One thing we have learned over the past number of years is that we actually like to do very (very) little.  During our first girls’ weekend in 2007, we planned several optional activities; but we quickly realized that if five women are still un-showered, in pajamas, and lounging on the couch at noon, not much is going to happen for the rest of the day!  So we just relax now - we try to get in a walk or two (and for two of the group, a 22 km run!), and enjoy one evening out on the town.
This year, our evening out was on Saturday night.  We went to a popular Calgary hangout called “Aussie Rules” - a place where you have to reserve at least a month in advance if you hope to get a table.  Basically, Aussie Rules is a piano bar - a very loud piano bar!  The food is mostly inexpensive pub food (appies, burgers, stuff like that), but you don’t go there for the food.  What you go for is the music and the atmosphere and maybe a long island iced tea and a martini.  We arrived at 7:00 and munched on food for a couple of hours.  Then, for the next almost-four hours, we got to partake in the piano bar atmosphere.  The place was packed...and, did I mention, loud!  Two guys played grand pianos up on stage and sang songs...all at the request of the patrons.  People would just walk up onto the stage while the guys were playing or talking, and give one of the piano guys a slip of paper with the name of a song and artist on it, along with a tip ranging from $5 to $20.  Eventually, the guys would get to that song.  

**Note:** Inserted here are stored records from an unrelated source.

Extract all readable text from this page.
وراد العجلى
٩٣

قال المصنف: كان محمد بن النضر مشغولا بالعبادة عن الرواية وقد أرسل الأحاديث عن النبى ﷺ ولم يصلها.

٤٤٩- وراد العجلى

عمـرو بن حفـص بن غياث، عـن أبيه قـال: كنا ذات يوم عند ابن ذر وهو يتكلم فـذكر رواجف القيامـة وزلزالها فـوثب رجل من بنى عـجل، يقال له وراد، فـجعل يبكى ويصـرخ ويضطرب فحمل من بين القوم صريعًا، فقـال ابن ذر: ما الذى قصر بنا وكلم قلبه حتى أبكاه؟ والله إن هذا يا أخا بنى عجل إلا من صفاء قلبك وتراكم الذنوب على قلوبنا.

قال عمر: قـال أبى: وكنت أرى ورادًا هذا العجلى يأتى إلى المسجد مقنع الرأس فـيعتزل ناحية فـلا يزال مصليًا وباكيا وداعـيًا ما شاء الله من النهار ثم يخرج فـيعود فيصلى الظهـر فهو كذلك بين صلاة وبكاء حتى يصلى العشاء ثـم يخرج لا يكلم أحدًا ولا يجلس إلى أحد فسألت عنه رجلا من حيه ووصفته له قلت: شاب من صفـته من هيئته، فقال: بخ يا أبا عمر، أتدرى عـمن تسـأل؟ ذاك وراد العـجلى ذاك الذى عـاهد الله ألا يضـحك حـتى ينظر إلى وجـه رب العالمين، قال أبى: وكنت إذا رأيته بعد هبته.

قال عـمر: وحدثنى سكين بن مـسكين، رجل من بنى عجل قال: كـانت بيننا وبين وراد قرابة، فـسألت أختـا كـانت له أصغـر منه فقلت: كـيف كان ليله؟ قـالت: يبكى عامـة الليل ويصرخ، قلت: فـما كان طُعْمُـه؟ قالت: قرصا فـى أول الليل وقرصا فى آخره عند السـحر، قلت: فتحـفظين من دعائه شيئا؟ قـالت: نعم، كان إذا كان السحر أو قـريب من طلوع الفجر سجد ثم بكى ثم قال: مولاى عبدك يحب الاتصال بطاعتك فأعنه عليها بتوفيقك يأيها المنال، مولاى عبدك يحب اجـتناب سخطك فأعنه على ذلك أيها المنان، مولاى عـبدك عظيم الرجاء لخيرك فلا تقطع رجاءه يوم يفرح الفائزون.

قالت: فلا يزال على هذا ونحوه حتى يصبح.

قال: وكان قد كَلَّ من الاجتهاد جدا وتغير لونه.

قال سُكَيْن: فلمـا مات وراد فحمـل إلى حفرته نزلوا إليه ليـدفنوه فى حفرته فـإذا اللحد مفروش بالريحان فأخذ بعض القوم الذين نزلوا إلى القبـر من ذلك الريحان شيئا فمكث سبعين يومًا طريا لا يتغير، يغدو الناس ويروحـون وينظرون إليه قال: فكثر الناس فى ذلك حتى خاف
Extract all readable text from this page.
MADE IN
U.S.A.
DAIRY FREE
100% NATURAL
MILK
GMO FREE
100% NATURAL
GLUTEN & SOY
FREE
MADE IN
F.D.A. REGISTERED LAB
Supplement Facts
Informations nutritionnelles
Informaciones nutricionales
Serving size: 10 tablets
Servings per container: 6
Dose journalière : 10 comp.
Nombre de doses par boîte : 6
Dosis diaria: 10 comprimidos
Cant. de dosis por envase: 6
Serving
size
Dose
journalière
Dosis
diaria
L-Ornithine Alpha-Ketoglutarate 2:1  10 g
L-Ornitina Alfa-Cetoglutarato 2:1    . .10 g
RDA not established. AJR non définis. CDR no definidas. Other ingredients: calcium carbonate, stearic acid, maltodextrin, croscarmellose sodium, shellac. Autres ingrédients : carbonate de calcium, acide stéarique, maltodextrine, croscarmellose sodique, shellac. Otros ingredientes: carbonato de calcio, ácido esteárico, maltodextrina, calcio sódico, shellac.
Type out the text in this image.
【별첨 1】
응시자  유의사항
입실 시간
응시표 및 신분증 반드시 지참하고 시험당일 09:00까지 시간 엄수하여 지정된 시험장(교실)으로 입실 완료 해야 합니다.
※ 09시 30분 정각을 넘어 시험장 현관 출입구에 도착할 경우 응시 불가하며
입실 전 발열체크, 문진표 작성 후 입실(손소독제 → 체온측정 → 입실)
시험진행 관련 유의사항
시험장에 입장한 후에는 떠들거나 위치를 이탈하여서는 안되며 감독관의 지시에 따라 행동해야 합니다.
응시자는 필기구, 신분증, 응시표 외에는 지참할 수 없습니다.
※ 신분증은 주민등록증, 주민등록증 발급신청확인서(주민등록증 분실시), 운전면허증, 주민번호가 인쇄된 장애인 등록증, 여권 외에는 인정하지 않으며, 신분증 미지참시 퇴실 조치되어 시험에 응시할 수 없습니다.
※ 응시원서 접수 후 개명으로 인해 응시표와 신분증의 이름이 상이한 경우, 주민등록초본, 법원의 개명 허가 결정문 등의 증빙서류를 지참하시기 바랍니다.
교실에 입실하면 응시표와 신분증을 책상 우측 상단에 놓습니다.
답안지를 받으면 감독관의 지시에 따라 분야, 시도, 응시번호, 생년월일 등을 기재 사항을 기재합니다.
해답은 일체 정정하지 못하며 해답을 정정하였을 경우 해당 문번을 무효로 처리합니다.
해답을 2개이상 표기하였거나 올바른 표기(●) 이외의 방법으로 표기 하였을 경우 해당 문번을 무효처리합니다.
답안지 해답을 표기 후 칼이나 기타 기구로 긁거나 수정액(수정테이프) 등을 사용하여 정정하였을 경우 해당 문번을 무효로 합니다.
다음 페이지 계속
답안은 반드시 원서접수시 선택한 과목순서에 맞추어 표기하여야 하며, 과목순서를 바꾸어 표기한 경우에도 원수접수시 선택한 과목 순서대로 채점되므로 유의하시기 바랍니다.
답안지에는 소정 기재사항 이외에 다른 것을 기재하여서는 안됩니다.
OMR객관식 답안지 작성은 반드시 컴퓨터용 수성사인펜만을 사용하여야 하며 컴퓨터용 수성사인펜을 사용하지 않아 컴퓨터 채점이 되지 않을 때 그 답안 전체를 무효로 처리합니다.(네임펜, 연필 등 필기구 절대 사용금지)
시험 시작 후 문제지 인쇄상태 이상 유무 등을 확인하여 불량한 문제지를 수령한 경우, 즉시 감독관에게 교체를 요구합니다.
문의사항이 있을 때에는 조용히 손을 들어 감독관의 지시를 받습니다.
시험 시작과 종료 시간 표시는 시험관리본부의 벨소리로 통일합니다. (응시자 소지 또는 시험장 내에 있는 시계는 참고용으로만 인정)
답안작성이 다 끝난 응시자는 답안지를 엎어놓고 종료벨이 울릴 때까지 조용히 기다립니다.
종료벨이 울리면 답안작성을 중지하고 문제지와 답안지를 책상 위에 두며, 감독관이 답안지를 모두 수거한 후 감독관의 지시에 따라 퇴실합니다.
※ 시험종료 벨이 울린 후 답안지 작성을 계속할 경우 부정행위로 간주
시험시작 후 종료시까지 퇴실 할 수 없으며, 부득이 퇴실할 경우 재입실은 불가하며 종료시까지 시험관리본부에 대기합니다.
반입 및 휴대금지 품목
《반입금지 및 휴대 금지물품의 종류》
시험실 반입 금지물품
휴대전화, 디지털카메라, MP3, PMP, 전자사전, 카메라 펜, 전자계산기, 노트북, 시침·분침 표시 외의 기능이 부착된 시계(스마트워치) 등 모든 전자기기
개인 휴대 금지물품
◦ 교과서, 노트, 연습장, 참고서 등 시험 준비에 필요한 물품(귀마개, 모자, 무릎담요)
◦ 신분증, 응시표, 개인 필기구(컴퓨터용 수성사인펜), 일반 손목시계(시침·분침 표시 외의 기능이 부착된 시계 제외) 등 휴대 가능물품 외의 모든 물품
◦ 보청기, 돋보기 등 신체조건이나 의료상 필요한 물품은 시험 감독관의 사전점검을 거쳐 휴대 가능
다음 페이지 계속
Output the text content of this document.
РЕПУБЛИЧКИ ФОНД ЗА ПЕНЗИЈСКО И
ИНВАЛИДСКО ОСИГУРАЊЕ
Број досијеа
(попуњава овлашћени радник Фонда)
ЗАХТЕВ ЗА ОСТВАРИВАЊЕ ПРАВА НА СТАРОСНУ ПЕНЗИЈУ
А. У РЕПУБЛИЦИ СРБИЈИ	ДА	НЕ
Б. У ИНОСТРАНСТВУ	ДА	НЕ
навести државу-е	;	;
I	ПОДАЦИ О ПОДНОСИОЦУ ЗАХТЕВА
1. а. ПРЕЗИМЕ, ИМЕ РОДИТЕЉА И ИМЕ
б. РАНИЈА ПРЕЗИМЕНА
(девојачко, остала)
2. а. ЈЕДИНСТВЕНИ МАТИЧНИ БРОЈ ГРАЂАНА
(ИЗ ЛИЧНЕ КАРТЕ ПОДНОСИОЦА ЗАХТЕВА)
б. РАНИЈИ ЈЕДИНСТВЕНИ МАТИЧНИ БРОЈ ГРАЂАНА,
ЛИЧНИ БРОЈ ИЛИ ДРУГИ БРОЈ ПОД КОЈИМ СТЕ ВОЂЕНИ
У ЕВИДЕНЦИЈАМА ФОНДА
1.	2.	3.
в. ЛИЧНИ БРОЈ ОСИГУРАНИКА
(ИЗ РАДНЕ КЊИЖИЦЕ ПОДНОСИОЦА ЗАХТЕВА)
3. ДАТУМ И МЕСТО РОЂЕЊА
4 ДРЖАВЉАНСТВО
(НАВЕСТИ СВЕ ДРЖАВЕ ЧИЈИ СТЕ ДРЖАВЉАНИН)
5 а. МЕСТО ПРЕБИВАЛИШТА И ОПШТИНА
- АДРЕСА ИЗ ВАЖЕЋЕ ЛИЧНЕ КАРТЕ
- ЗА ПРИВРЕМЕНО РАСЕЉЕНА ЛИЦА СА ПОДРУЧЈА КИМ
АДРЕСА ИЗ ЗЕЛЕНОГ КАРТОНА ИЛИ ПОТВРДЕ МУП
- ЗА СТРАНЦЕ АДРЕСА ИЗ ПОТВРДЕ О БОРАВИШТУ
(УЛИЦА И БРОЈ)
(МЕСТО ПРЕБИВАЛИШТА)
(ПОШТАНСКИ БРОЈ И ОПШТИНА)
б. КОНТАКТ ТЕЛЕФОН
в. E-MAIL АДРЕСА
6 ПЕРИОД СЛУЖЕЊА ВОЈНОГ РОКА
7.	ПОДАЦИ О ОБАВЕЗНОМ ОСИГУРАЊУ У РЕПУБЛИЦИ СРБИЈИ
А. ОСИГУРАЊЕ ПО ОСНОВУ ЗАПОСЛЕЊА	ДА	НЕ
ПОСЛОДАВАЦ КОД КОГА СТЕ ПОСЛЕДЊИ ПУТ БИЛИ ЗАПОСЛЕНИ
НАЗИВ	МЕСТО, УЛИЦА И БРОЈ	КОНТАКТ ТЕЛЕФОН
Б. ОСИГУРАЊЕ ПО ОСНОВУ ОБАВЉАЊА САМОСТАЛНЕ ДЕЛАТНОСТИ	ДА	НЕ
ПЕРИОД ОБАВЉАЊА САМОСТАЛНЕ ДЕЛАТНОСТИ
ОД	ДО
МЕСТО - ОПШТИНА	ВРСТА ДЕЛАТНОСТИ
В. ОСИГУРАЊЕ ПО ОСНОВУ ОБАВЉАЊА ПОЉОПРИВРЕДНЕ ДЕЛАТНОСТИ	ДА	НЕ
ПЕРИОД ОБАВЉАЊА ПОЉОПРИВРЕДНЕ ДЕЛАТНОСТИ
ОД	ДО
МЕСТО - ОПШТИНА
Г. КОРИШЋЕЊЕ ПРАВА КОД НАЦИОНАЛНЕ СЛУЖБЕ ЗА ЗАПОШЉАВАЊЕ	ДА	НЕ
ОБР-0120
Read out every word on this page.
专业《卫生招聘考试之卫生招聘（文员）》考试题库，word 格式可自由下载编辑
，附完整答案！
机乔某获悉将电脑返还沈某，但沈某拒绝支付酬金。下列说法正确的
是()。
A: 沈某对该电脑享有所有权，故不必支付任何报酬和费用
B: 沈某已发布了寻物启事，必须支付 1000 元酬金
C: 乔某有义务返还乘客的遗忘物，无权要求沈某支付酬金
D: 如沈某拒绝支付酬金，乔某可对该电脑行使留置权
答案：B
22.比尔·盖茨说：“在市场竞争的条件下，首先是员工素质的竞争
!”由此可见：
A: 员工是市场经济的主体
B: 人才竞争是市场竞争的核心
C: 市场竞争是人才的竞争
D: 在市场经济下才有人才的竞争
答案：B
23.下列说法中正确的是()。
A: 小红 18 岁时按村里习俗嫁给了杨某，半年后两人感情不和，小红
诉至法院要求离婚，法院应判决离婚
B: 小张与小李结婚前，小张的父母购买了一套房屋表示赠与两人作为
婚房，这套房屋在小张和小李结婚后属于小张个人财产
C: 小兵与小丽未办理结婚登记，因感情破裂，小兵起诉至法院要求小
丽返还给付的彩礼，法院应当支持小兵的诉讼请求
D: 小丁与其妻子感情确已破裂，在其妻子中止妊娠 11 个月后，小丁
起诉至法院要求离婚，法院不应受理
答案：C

(Bob, one of the piano guys)


Most of the requests were very familiar 1980s pop rock, and the piano guys were really and truly and amazingly talented!!  They seemed able to sing and play absolutely anything and, in case I haven't already mentioned, the place was screamin' loud for the entire time we were there.  For hours, they sang and played, and pretty much everyone listening danced, swayed, and clapped their hearts out.  My palms are still sensitive to the touch.  The only rule was that people couldn’t dance on the tables...but let’s just say that the chairs were very well used as dance platforms!  Though I’m not really a dancer of any variety (I am of Mennonite origins, after all, and regrettably never learned to dance well), it was freeing to be in a relatively anonymous environment and to let loose a little and do something that I’d not normally participate in - it was a hoot!  With hoarse voices and ears that took a couple of hours to recover their ability to hear, we left after midnight.  It was a terrific evening, in my opinion, and one that I'll remember for a long time.
One of the side benefits of the weekend for me was an opportunity to get out of the negative head space that I've been in for the past number of weeks.  With every discouraging piece of adoption-related news in the past couple of months, I've been increasingly stuck on a downwards spiral, and finding it increasingly difficult time to pull myself out of it...to the point where, in the last couple of weeks, I haven’t been able to do it anymore.  I’ve been so emotionally tired.  The tank was, quite simply, empty.  Though I know we’re a long way from seeing anything happen with our adoption yet, it somehow feels right now as if I’ve had a bit of a fuel-injection experience.  Between this weekend, and a beautiful, hope-inspiring card that a friend sent to me last week (thank you again Sharla!), I’m hoping that, just maybe, my reserves are built up a little again.
So...to Shelley, Jeannine, Liz and Yvonne - thanks for an awesome weekend together.  I’m so glad you’re in my life; I love you all.  Already, I can hardly wait for next year: Vancouver 2011.





1 comment:

  1. Awesome that you had a great time! Love the feather boa! Your plane story gave me a giggle...you describe things so well that I felt like there was a nipple staring me in the face!!!